Specializes in Nurse Leader specializing in Labor & Delivery.

Do you have the option of applying for an L&D job at a less busy hospital?

Thank you NurseNeLz. That's what I'm thinking, at least a day shift may be easier to tolerate while my kiddo is still so little. I've put in a couple transfer requests for days and am waiting semi-patiently to hear back. Thank you for your similar perspective, it makes me feel like I'm not totally crazy!

Thank you greenerpastures, RN. I inquired about a per diem position with my supervisor and she let me know that our current per diems are only getting about two shifts per month currently. I've actually looked into OB office jobs and have given my resume to two of them. The problem is that they have no openings because they've shifted to MAs for basic vitals and procedures, so they only employ RNs for phone triage positions (it how I understand it anyway, from what I've been told).

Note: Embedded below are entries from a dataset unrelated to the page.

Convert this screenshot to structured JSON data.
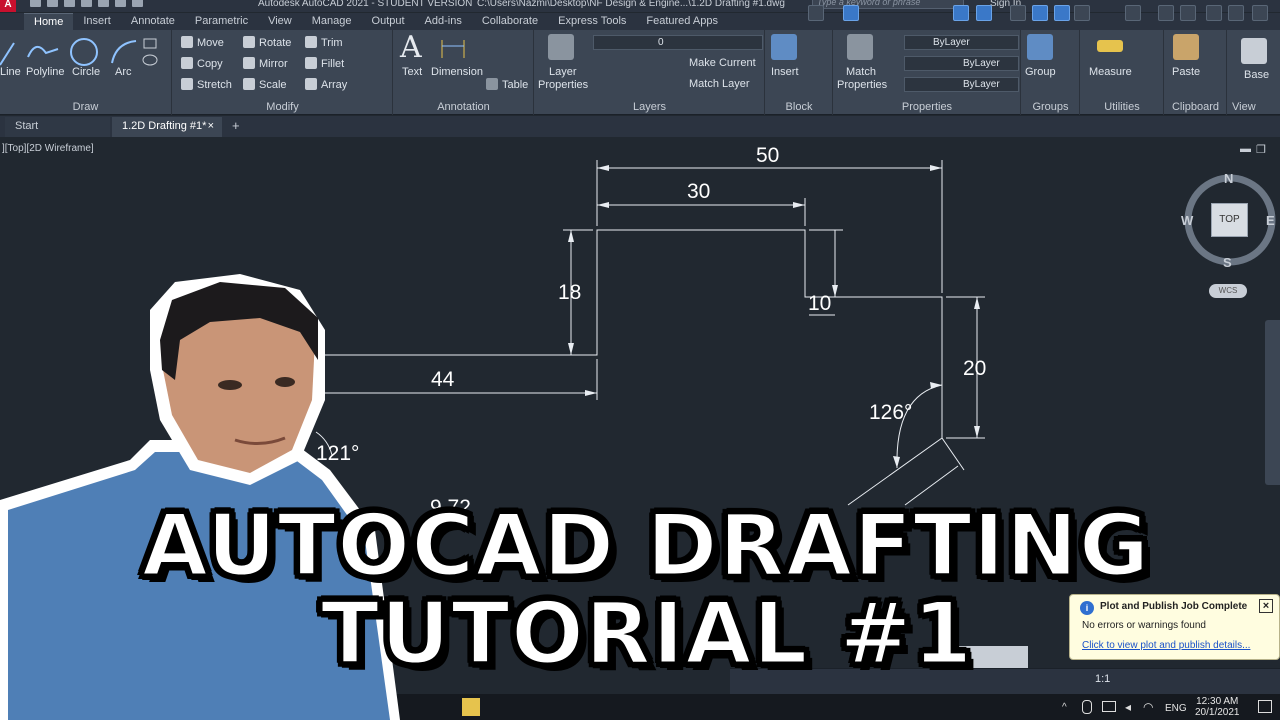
{
  "titlebar": {
    "app_title": "Autodesk AutoCAD 2021 - STUDENT VERSION",
    "file_path": "C:\\Users\\Nazmi\\Desktop\\NF Design & Engine...\\1.2D Drafting #1.dwg",
    "search_placeholder": "Type a keyword or phrase",
    "sign_in": "Sign In"
  },
  "ribbon_tabs": [
    "Home",
    "Insert",
    "Annotate",
    "Parametric",
    "View",
    "Manage",
    "Output",
    "Add-ins",
    "Collaborate",
    "Express Tools",
    "Featured Apps"
  ],
  "ribbon": {
    "draw": {
      "title": "Draw",
      "line": "Line",
      "polyline": "Polyline",
      "circle": "Circle",
      "arc": "Arc"
    },
    "modify": {
      "title": "Modify",
      "move": "Move",
      "rotate": "Rotate",
      "trim": "Trim",
      "copy": "Copy",
      "mirror": "Mirror",
      "fillet": "Fillet",
      "stretch": "Stretch",
      "scale": "Scale",
      "array": "Array"
    },
    "annotation": {
      "title": "Annotation",
      "text": "Text",
      "dimension": "Dimension",
      "table": "Table"
    },
    "layers": {
      "title": "Layers",
      "layer_properties_1": "Layer",
      "layer_properties_2": "Properties",
      "current_layer": "0",
      "make_current": "Make Current",
      "match_layer": "Match Layer"
    },
    "block": {
      "title": "Block",
      "insert": "Insert"
    },
    "properties": {
      "title": "Properties",
      "match_1": "Match",
      "match_2": "Properties",
      "bylayer_color": "ByLayer",
      "bylayer_linetype": "ByLayer",
      "bylayer_lineweight": "ByLayer"
    },
    "groups": {
      "title": "Groups",
      "group": "Group"
    },
    "utilities": {
      "title": "Utilities",
      "measure": "Measure"
    },
    "clipboard": {
      "title": "Clipboard",
      "paste": "Paste"
    },
    "view": {
      "title": "View",
      "base": "Base"
    }
  },
  "file_tabs": {
    "start": "Start",
    "active": "1.2D Drafting #1*",
    "close": "×",
    "new": "+"
  },
  "viewport_label": "][Top][2D Wireframe]",
  "viewcube": {
    "north": "N",
    "south": "S",
    "west": "W",
    "east": "E",
    "top": "TOP",
    "wcs": "WCS"
  },
  "dimensions": {
    "d50": "50",
    "d30": "30",
    "d18": "18",
    "d10": "10",
    "d20": "20",
    "d44": "44",
    "a126": "126°",
    "a121": "121°",
    "partial": "9.72"
  },
  "notification": {
    "title": "Plot and Publish Job Complete",
    "body": "No errors or warnings found",
    "link": "Click to view plot and publish details...",
    "close": "×"
  },
  "statusbar": {
    "scale": "1:1"
  },
  "taskbar": {
    "lang": "ENG",
    "time": "12:30 AM",
    "date": "20/1/2021"
  },
  "thumbnail": {
    "line1": "AUTOCAD DRAFTING",
    "line2": "TUTORIAL #1"
  },
  "colors": {
    "canvas": "#212830",
    "ribbon": "#3c4654",
    "accent": "#3a78c8"
  }
}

Thank you kj287. I can totally relate to your story! At least the first part (since my kiddo is only 3 months) rings so true. I love my time with her and feel like I don't feel intrigued by my nursing position any longer. It's definitely gone down on my priority list and I HATE that. Juggling the night shift schedule (at least at this point) doesn't help things- I just want to be awake when she's awake to enjoy her and all of her "firsts". My own labor actually when very differently than the majority of labors/births I attend, so that doesn't help my perspective at this point. I'm looking into daytime shifts and less stressful atmospheres currently, I'm crossing my fingers that I'll hear back soon!

I can, but the only openings, again, are nights. There are only two options in my city for labor and delivery, so though the other hospital is smaller, it tends to be just as busy. I'm leaning towards transferring out of this department, at least for the time being.

Specializes in Critical Care, Postpartum.

It doesn't sound like hospital is an LRDP. How about transferring to PP and then when you think you're ready, maybe when the baby is older, you can go back to L&D?

Specializes in L&D.
Can you afford to go per diem while the baby is young, then you could pick your shifts? What about going to work in a obstetrics office for a bit while the baby is young so you can get a 9-5 type job but still be with pregnant moms?

...OB office don't exist for RNs anymore. I have found all medical offices being filled with techs and LPNs.

Specializes in Nurse Leader specializing in Labor & Delivery.
...OB office don't exist for RNs anymore. I have found all medical offices being filled with techs and LPNs.

They do, they're just harder to find. I was a supervisor of an OB office in Denver that had 6-8 RNs.